I'm not totally sure, but I'd guess yours is "New River", because it is significantly blonder/brighter than mine.  Not sure though, maybe @Exoskeleton Invertebrates can shed some light.

Reactions: Like 1


----------



## Jeff23 (Nov 8, 2016)

Marijan2 said:


> my dream Apho is bicoloratum, pretty much only one i really want to have


The bicoloratums are beauties too.   Too bad that a few individuals took so many and sold them to the wrong people.

Reactions: Agree 1


----------



## Exoskeleton Invertebrates (Nov 8, 2016)

Aphonopelma chalcodes should be label as follow.

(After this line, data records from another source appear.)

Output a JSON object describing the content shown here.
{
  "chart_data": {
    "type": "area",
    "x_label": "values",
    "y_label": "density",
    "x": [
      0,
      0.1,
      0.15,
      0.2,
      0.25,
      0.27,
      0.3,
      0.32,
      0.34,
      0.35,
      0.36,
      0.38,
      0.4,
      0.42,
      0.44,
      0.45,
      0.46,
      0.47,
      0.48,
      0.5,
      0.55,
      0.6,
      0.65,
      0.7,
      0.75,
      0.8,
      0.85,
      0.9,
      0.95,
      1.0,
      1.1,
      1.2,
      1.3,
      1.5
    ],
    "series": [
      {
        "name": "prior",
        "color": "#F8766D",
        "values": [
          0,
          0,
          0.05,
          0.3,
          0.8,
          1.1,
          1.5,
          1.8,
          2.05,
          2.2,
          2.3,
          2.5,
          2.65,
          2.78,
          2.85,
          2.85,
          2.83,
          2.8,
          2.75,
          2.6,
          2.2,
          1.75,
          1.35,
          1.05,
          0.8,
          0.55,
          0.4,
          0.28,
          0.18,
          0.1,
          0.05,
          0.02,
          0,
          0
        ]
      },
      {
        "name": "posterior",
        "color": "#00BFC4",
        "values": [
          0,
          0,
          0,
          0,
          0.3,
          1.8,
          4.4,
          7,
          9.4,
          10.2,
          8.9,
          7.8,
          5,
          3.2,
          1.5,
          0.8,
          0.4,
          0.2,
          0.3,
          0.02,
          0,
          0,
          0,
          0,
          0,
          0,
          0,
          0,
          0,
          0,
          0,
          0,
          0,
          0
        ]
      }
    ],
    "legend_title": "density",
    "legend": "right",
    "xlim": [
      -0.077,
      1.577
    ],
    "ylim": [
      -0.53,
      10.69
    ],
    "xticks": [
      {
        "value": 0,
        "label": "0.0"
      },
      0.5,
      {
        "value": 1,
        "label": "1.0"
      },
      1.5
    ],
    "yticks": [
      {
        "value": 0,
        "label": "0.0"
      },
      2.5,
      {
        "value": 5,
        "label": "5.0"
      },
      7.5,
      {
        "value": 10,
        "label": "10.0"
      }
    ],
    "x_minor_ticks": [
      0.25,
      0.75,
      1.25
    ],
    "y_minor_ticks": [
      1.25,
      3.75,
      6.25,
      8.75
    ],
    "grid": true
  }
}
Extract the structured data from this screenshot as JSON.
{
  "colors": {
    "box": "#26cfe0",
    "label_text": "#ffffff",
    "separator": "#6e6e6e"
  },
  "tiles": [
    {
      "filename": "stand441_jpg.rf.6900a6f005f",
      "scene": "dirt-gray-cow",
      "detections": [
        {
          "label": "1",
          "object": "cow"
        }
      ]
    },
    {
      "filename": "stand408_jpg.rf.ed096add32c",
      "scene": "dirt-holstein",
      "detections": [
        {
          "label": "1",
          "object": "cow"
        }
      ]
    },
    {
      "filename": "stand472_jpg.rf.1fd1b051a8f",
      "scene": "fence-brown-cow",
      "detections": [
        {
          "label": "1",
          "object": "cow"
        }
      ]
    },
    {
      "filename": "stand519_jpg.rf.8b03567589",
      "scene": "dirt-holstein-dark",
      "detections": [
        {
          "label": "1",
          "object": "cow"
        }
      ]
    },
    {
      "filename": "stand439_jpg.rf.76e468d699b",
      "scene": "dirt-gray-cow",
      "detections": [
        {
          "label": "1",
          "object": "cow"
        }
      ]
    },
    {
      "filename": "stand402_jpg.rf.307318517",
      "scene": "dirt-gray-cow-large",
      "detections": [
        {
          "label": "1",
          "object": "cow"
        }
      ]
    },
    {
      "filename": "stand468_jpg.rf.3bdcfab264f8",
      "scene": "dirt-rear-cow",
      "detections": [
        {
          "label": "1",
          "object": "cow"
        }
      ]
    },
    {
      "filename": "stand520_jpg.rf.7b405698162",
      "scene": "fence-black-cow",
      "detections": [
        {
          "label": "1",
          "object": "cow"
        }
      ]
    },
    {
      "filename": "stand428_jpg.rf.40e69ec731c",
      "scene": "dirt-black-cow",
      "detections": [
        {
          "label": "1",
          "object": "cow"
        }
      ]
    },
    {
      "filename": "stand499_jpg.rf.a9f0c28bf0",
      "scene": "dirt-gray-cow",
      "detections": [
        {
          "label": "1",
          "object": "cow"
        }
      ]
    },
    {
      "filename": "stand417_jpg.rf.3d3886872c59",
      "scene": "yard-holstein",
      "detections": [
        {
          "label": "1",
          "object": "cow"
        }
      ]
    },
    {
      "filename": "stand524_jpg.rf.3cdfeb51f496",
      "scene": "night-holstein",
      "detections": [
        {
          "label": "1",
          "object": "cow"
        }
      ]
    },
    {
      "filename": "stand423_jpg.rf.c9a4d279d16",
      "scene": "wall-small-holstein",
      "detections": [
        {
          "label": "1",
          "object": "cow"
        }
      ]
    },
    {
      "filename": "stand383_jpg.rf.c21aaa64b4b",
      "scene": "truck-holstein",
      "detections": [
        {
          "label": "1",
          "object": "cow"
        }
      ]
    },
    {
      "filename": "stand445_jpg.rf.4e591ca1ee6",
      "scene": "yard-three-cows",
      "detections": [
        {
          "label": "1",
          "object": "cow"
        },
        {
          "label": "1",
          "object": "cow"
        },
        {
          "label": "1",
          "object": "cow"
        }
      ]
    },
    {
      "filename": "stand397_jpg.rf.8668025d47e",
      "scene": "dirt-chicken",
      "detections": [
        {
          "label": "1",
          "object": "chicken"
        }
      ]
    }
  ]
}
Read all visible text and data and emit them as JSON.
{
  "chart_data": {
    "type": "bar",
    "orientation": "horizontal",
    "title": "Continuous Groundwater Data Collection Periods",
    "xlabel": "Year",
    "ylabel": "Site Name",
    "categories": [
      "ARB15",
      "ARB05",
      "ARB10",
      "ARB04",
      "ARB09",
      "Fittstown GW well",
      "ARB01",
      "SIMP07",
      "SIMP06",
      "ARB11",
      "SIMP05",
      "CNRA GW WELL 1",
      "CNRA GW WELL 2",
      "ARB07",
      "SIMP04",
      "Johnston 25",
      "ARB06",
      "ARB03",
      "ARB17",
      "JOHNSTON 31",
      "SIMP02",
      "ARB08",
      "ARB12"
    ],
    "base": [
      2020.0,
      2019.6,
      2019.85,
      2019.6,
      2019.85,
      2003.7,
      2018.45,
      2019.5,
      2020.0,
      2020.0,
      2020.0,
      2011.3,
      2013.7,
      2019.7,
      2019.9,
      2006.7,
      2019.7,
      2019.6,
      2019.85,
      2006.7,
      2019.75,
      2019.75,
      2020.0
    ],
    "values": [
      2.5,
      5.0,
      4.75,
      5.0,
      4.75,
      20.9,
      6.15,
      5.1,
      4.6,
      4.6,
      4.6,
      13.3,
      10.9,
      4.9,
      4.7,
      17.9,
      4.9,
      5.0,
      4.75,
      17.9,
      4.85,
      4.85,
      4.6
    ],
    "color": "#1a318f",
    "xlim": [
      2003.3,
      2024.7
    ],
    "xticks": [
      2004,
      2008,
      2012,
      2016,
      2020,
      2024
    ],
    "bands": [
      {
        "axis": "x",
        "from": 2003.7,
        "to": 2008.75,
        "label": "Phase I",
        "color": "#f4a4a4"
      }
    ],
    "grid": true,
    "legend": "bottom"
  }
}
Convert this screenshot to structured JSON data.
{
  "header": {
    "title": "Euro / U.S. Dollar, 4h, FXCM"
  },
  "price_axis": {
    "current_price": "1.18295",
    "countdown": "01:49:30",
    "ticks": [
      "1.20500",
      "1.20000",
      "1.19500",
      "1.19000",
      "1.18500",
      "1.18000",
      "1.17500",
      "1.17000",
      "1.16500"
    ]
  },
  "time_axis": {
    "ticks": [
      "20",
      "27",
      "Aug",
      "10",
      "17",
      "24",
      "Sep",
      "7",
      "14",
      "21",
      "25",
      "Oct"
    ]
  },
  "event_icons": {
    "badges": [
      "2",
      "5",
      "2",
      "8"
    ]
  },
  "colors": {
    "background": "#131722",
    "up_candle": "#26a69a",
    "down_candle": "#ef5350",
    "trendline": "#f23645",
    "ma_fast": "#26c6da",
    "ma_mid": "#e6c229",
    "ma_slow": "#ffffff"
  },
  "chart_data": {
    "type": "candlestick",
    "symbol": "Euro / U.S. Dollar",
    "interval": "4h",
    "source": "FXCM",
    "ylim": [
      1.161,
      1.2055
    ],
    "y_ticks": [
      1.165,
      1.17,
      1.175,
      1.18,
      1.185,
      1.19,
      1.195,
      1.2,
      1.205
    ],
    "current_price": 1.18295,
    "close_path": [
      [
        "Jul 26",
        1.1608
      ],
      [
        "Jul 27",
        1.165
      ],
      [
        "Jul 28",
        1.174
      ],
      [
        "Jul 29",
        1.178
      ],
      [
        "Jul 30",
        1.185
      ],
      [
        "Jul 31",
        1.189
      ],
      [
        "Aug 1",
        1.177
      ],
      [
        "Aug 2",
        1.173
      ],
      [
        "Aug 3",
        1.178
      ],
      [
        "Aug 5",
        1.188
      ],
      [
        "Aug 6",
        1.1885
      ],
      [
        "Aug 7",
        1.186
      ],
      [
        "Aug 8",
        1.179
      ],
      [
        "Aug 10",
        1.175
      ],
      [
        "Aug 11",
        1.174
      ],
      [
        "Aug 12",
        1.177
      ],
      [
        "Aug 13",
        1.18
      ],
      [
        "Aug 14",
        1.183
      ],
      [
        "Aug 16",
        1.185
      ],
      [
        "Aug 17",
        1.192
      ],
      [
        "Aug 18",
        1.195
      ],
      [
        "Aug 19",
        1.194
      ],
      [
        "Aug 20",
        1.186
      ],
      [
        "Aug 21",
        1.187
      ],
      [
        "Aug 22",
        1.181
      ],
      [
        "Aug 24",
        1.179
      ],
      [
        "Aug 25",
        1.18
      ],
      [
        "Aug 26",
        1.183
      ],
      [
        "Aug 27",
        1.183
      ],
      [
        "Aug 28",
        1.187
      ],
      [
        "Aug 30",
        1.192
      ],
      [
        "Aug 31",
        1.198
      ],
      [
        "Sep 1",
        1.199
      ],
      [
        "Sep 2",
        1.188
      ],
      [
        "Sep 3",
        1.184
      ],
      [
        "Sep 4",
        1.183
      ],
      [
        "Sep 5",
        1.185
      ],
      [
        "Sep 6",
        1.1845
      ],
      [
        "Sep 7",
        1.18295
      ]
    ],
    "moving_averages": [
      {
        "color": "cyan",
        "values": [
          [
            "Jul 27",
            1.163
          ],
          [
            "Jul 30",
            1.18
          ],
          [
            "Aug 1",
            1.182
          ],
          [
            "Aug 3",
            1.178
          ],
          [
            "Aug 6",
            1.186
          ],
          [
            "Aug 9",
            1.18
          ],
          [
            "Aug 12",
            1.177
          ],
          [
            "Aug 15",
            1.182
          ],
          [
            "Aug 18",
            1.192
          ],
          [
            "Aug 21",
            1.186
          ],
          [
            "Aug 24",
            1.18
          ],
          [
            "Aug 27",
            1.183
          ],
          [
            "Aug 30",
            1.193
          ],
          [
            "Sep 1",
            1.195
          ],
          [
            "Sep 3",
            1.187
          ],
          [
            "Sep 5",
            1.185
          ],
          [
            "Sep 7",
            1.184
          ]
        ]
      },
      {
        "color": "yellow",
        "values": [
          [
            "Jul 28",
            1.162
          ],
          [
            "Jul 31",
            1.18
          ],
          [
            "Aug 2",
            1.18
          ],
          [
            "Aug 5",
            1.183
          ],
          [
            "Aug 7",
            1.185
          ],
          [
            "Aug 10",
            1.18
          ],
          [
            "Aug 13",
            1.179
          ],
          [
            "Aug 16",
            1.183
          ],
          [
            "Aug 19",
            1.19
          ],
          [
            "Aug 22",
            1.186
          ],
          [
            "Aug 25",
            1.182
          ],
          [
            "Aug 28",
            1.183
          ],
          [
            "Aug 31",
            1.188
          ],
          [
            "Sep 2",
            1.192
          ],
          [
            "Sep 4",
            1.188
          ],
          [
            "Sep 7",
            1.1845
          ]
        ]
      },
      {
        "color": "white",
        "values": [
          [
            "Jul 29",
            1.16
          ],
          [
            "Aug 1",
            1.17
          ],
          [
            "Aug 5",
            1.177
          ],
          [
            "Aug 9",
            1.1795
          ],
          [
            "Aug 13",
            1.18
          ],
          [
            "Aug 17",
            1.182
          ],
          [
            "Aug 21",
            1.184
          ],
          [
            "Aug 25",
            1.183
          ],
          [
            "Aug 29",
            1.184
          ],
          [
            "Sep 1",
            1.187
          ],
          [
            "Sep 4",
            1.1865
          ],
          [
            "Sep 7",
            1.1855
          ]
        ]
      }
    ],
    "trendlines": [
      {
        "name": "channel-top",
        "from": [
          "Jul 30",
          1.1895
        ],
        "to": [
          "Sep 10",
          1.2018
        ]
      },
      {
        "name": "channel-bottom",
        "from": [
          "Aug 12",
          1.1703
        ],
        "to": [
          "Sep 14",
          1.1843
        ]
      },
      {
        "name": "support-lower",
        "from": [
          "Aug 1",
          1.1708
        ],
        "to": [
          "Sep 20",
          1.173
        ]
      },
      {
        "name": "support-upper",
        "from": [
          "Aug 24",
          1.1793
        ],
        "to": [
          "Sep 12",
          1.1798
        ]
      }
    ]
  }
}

Aphonopelma chalcodes "Flagstaff Orange"
Aphonopelma chalcodes "New River"
Aphonopelma chalcodes "Tucson" 

Etc, etc, etc............

Never mix match for breeding, breed male and female of the same locality.

Reactions: Like 1 | Agree 5 | Informative 1


----------



## lanny (Nov 9, 2016)

gypsy cola said:


> So for my birthday my lovely SO surprised me with an adult female "New River Rust Rump.
> 
> I have to say these spiders are G O R G E O U S !!!!
> 
> ...


Females can live 30 to 40 years!


----------



## lanny (Nov 9, 2016)

Most of the aphonopelmas look alike and I' m sure they're closely related.


----------



## Bugmom (Nov 9, 2016)

lanny said:


> Most of the aphonopelmas look alike and I' m sure they're closely related.


http://zookeys.pensoft.net/articles.php?id=6264


----------



## dopamine (Nov 9, 2016)

One of my favorite species right here. That beautiful blonde color is unmatched.

Reactions: Agree 1


----------



## Paiige (Dec 19, 2016)

ErinM31 said:


> Any thoughts on what type/locality mine is? I didn't exactly get detailed info, but she's lovely.
> 
> 
> 
> ...


I know this thread is over a month old but I am strongly considering A chalcodes as my next T and I'm partial to the bright, light blonde colors. Wanted to see if anyone had any additional input as to locality of this beauty. I've done a bit of searching and a lot of the 'New River' sp seem to have a reddish/rusty tinge to them. The common name also seems to aptly be "New River Rust Rump," hence the reddish abdomen. I'm looking to avoid that (though they are very pretty) and find one that's as light and neutral-toned as possible.


----------



## Tfisher (Dec 21, 2016)

So what do I name my a chalcodes? Hahha jk jk


----------



## LailaQ (Apr 10, 2019)

If anyone is still able to reply to this thread, can someone please give me an idea of their adult size?


----------



## Butterbean83 (Jul 17, 2019)

From what I've just read before coming to this thread then I'd say about 4-5" legspan and 4-5.5" in the New River Rust Rump locality, and with some rare 6"+ specimens.

Reactions: Like 1


----------